Optical Monitoring of Cortical Functions as a Method for Screening of Disease-Linked Genes and Prospective Therapeutic Compounds

Pavel Osten, M.D., Ph.D.

Northwestern University Feinberg School of Medicine, Chicago, IL

Grant Program:

David Mahoney Neuroimaging Program

Funded in:

December 2007, for 3 years

Funding Amount:


Lay Summary

An Optical Imaging Tool for Understanding and Treating Developmental and Psychiatric Disorders

This research will employ two cellular imaging techniques to develop a new method to identify and quantify changes in glutamate synaptic transmission that are related to developmental and psychiatric disorders in a mouse model and to assess the effects of therapies.

Human genetics studies are beginning to uncover many genes that may contribute to neurodevelopmental and psychiatric disorders.  The researchers hypothesize that many of these human genetic mutations directly or indirectly lead to changes in synaptic transmission of glutamate in the cortex.  To test this hypothesis, they will develop an optical imaging method that can measure the distribution of two major types of receptors that receive glutamate signals from neighboring brain cells as the cells communicate. Then they will monitor the receptors’ functions as glutamate is passed from one cell to another. The imaging technique requires combining two-photon cellular imaging with a new fluorescent labeling technique, in which a certain type of antibody binds to, and turns on, a fluorescent organic dye molecule.  Through this process, they will be able to visualize the two types of glutamate receptors in the dendritic spines of brain cells, which receive glutamate signals from their neighboring cells.

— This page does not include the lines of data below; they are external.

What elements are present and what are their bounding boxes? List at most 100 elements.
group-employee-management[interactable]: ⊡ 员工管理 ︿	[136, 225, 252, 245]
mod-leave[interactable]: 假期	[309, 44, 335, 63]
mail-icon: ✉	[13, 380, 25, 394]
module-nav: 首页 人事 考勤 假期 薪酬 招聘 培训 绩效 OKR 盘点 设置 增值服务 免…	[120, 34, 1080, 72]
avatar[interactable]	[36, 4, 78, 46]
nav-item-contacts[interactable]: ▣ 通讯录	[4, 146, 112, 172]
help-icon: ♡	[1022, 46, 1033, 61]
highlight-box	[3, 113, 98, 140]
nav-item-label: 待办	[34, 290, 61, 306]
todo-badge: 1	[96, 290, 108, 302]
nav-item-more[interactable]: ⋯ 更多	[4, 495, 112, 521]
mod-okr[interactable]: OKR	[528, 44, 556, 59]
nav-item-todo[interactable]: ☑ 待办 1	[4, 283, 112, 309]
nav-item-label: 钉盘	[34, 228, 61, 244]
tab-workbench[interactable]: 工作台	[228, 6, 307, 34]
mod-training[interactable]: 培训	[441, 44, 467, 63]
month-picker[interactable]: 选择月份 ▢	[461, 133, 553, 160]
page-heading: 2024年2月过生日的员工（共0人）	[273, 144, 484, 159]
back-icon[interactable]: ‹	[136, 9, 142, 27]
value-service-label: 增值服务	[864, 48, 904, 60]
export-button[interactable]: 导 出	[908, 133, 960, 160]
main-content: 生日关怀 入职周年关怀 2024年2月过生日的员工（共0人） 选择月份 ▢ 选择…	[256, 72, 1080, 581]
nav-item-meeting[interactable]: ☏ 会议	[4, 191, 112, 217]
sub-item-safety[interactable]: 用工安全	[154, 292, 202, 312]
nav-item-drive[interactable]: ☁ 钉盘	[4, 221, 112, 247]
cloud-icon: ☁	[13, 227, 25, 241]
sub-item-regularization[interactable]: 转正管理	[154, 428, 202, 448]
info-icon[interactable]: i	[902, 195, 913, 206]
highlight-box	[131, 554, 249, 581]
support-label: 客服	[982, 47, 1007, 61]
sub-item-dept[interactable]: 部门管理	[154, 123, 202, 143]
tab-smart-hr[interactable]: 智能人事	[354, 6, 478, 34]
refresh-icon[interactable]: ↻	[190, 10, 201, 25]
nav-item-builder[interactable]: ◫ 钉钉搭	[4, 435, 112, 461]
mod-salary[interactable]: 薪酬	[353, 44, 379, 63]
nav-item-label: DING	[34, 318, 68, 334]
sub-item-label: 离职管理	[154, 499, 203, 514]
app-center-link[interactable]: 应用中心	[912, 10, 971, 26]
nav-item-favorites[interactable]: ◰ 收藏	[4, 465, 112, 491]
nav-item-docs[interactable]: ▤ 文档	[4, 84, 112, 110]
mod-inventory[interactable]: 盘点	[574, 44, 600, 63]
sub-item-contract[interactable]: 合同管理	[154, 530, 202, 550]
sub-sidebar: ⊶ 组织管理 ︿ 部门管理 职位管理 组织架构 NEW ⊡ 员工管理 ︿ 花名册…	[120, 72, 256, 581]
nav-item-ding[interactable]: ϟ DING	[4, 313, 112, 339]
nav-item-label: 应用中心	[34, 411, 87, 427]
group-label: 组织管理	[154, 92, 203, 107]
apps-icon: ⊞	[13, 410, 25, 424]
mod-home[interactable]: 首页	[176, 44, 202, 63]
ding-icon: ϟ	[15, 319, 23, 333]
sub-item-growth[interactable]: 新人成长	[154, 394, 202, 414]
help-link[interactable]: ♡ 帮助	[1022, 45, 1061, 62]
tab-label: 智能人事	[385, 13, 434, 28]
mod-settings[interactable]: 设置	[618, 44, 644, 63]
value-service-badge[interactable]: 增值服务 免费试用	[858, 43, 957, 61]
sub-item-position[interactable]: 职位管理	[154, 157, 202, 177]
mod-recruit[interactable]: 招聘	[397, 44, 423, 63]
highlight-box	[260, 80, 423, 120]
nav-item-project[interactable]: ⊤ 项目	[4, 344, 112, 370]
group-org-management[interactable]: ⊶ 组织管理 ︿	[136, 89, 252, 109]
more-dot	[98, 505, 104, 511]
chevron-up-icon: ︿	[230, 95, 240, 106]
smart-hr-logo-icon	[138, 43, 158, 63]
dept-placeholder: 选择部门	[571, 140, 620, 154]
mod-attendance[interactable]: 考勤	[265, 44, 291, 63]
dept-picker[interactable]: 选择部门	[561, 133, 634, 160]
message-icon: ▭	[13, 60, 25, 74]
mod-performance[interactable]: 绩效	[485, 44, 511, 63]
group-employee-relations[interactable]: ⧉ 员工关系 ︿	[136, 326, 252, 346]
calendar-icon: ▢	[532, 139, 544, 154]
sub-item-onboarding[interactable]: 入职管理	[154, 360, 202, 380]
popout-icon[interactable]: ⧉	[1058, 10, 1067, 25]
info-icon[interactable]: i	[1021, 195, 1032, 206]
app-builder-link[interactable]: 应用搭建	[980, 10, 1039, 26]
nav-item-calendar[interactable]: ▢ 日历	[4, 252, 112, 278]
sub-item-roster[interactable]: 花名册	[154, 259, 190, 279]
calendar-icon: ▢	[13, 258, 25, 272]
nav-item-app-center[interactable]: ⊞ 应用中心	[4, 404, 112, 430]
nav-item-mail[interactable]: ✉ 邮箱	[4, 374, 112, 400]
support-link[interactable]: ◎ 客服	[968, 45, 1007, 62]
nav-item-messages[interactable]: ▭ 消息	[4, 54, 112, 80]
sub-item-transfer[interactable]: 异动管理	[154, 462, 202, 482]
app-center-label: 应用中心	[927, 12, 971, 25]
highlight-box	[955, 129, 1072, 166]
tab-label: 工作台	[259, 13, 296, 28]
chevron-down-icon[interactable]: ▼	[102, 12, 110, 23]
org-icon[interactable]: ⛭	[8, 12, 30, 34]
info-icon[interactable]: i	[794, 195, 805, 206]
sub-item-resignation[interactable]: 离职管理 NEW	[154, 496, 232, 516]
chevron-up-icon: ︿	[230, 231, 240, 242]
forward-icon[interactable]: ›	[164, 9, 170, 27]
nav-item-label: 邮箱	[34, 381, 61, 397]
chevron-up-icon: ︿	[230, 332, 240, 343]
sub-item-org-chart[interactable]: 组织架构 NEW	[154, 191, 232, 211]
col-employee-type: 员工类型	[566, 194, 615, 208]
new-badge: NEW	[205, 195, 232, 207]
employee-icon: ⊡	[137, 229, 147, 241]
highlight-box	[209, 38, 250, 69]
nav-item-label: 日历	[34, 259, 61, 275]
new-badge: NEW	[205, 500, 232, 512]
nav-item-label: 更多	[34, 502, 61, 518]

They predict that the several mouse models that have been engineered to harbor disease-linked genetic mutations will show changes in the distribution of these two glutamate receptors at the synapses and that these changes can be quantified. Additionally, they predict that they can successfully use this new combined optical imaging technique to screen drugs for their abilities to reverse the observed changes in the distribution of glutamate receptors.

Significance:  The new combined optical imaging approach developed in mouse models may reveal how genetically determined changes in glutamate transmission lead to developmental and psychiatric disorders and become a tool for testing therapies designed to reverse these.


Optical Monitoring of Cortical Functions as a Method for Screening of Disease-Linked Genes and Prospective Therapeutic Compounds

We hypothesize that many human genetic mutations linked to neurodevelopmental and psychiatric diseases cause directly or indirectly changes in glutamatergic synaptic transmission in the cortex. Therefore, we propose to develop a method for optical monitoring of glutamatergic synaptic functions in the mouse cortex, based on a combination of in vivo two photon imaging and novel protein tagging with single chain variable fragment (scFv) antibodies binding small organic dyes. This method is designed to be fairly non-invasive and applicable for repeated measurements in order to compare conditions before and after drug applications. We envision that the method can become streamlined as a relatively high-throughput assay for pharmaceutical drug screening.

The specific aims are:

Aim 1: To establish conditions for acute in vivo imaging of scFv-tagged AMPA GluR1 and NMDA NR1 receptors expressed from recombinant adeno-associated virus (rAAV) vectors.

Aim 2: To establish conditions for chronic in vivo imaging of scFv-GluR1 and scFv-NR1 receptors expressed from rAAV vectors.

Aim 3: To generate transgenic mice expressing scFv-GluR1 and scFv-NR1 receptors.

The methods we plan to use to achieve these aims include two-photon imaging of cortical neurons in anesthetized mice and a novel labeling technique, which will allow us to selectively visualize synaptic surface expressed glutamate receptors, GluR1 subunit-containing AMPA receptors, or NR1 subunit-containing NMDA receptors. The technique development will be done in wild type mice, using recombinant adeno-associated vectors for expression of the tagged GluR1 and NR1 protein. The final deliverable from the project are transgenic mice stably expressing the tagged glutamate receptor subunits in cortical neurons.

Investigator Biographies

Pavel Osten, M.D., Ph.D.

Pavel Osten, M.D., Ph.D., received his M.D. degree from the Medical School of Charles University, Prague, Czech Republic, and his Ph.D. from the State University of New York, HSCB. He is currently Assistant Professor in the Department of Physiology, Feinberg School of Medicine, Northwestern University. His research interests focus on the development of methods and technologies capable of bridging disciplines traditionally defined as “basic” and “applied” science, thus accelerating translation of knowledge into therapeutics. This includes the development of viral vectors for gene therapy of Parkinson’s disease and several mouse model-based projects aimed at facilitating progress in research on mental disorders, including autism spectrum disorders (ASDs) and schizophrenia. In 2005 he was the recipient of a Wellcome Trust Senior Fellowship.